Conventional wisdom says that spending less money is the most effective way to save money. After all, a penny saved is a penny earned. That logic is hard to argue with, but it is not always foolproof. Saving money for your practice the wrong way can lead to diminished patient care, outdated equipment, the wrong location for your practice and additional negative results.
There are several factors often overlooked when a healthcare practice's primary focus is paying the lowest rent instead of achieving the best combination of overall terms. Let's look at three factors in which paying higher rent could actually increase your profitability.
The Cost to Build
Healthcare buildouts often cost two to three times more than a typical commercial real estate space. This is attributed to many factors that are unique to healthcare, including:
- More durable finishes
- Millwork and cabinetry
- Plumbing and sinks in exam rooms, sterilization centers and laboratories
- Increased electrical and HVAC requirements
With buildout being such a costly expense, many healthcare professionals get themselves into trouble when they only focus on the lowest lease rate. The reason this can be such a costly mistake is because landlords often care the most about maximizing the property's income, which is primarily driven by the lease rate.
The Net Operating Income, which is a function of the lease rate, is the main number an appraiser looks at when valuing an investment property. Savvy landlords recognize this and would often rather invest more money into their space while providing other concessions such as free rent, lower annual escalations and tenant improvement allowance as opposed to lowering their lease rates. To a landlord, lower lease rates devalue capitalization potential should they decide to sell the property.
- A Landlord has a 2,000 SF vacant space listed for lease at $4,000 per month on a 10-year lease term.
- A doctor wants to lease the space for the lowest lease rate possible.
- The doctor offers the landlord $3,250 per month to get the lowest monthly rent.
- The landlord proposes keeping the rent at $4,000/month but is willing to give the tenant $100,000 and five months of free rent to buildout the space plus three months of free rent upon opening for business.
In this instance, the Doctor would be spending $90,000 more in rent over the 10-year lease term (assuming the landlord would agree to the lower proposed monthly rent). However, the doctor would be better taking the landlord's higher-rent offer because they would be saving $100,000 on the buildout loan, receiving $12,000 in free rent (plus a free build out period) and saving an additional $27,000 on loan interest expense (assuming a 10- year loan term at a five percent interest). In this instance, the lower rent would have cost the doctor almost $50,000 more in total expenses.
Additionally, with the higher lease rate, the doctor would receive a higher level of tax deductions as rent is 100 percent deductible. Conversely, some of the additional loan costs are not deductible and a portion of what the loan was spent on would need to be depreciated over a longer period of time to account for the build out.
From the landlord's perspective, this deal is more appealing with the higher lease rate and more concessions because the $112,000 tenant improvement and free rent allowance today will be primarily recaptured through rental income over the lease term. More importantly, it saves the Landlord from devaluing the property by over $128,000 when compared to lowering the lease rate. This same approach carried over the entire property could save the landlord $500,0000 to $1,000,000 on an average sized property at the time of sale.
In this scenario, the landlord is more likely to perform the transaction while the doctor would save well over $50,000 compared to seeking only the lowest monthly rent. Both the landlord and doctor win.
Another overlooked factor that could make paying a higher lease rate a better financial decision is a property's location.
Location is one of the most important factors in a healthcare practice's success. There are two factors regarding your location that need to be considered: the first involves demographics, visibility, access, signage, etc. and the second is the quality of neighboring or anchor tenants.
Having a strong anchor tenant can significantly impact the rate you pay.
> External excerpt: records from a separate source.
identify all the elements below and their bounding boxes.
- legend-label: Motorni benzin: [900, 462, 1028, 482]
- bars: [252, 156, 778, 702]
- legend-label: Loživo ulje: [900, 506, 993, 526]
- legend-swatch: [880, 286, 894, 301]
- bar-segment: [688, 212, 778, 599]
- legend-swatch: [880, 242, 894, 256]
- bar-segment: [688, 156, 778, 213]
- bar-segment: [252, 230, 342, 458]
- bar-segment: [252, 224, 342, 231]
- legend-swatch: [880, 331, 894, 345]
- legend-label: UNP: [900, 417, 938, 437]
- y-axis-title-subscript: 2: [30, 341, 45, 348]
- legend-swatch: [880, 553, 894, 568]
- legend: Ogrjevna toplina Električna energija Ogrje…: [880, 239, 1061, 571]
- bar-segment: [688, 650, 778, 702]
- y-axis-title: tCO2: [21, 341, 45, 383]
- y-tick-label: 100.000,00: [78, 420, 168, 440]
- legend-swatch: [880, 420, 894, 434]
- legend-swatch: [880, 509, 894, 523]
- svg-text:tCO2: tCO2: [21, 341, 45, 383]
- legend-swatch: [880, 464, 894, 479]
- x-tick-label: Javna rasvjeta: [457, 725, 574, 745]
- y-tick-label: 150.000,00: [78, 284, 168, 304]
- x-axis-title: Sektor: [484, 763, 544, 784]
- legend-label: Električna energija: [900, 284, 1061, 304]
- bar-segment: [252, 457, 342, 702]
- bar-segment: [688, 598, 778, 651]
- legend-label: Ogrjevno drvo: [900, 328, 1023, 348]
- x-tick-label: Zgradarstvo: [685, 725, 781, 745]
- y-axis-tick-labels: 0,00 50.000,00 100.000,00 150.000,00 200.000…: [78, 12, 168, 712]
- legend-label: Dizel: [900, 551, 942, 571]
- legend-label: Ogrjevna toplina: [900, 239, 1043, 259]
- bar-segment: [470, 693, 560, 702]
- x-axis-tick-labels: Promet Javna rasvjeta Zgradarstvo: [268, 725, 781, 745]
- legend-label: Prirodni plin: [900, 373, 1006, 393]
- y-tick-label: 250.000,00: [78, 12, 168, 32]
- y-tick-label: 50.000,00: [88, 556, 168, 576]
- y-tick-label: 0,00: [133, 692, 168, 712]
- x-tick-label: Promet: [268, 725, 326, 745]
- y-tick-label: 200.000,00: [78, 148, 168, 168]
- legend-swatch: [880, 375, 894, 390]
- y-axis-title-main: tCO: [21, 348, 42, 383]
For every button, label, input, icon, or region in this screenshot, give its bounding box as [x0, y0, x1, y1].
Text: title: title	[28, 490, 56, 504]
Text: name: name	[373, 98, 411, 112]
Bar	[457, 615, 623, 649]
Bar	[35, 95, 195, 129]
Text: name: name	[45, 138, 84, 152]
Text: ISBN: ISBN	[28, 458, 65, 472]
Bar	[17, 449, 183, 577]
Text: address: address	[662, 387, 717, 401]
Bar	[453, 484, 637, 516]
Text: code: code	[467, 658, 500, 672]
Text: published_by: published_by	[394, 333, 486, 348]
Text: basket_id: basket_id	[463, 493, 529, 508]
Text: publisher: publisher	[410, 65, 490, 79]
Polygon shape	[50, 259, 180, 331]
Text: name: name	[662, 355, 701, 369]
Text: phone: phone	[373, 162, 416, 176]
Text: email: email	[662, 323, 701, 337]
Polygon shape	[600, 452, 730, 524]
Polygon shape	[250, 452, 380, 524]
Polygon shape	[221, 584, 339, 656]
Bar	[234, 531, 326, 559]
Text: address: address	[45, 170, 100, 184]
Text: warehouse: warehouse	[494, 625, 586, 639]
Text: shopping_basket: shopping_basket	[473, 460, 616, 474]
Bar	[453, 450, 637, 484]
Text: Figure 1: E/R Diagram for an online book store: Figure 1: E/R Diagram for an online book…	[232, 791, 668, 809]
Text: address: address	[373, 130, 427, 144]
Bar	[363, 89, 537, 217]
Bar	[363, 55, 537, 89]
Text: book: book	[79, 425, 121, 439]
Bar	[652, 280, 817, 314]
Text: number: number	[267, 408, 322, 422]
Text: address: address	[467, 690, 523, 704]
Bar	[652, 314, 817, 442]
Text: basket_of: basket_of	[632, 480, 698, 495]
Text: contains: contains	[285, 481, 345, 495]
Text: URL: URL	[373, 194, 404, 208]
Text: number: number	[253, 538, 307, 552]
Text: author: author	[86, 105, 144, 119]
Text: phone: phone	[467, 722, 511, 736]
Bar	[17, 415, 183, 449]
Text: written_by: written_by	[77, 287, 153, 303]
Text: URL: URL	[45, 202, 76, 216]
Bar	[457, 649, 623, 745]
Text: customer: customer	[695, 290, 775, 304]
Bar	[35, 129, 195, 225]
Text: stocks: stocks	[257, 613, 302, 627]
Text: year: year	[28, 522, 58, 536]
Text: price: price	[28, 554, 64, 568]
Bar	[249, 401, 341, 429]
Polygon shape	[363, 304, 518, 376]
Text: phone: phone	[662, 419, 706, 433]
However, higher rent premiums can be worth the increased expense when you consider the number of potential new patients a strong anchor tenant can attract. A space with a better location and higher rent has the potential to increase the number of new patients per month to the point where the increased profit would be greater than the cost of the higher rent.
Condition of the Space
The condition of a space makes a large impact on the overall cost of a deal and is often overlooked when the primary focus is on achieving the lowest rent.
When was the building built or remodeled? When was the HVAC last replaced? Is there sufficient electrical service for your equipment and technology? What type of deferred maintenance is present? And the list goes on.
Any of these items could cost you thousands of dollars to remedy over the term of your tenancy. Whether the issue needs to be fixed on the front end, like installing new HVAC, or something else that adds up over time, like poor-energy efficiency, the extra costs of leasing an older space needs to be considered.
There is a significant amount of money on the line when it comes to your healthcare practice real estate, and most of it is negotiable. It is important to consider more than just lease rate and length of the term when evaluating your real estate options. While landlords are often reticent to move off the lease rate, they can be willing to give significantly more concessions in other areas.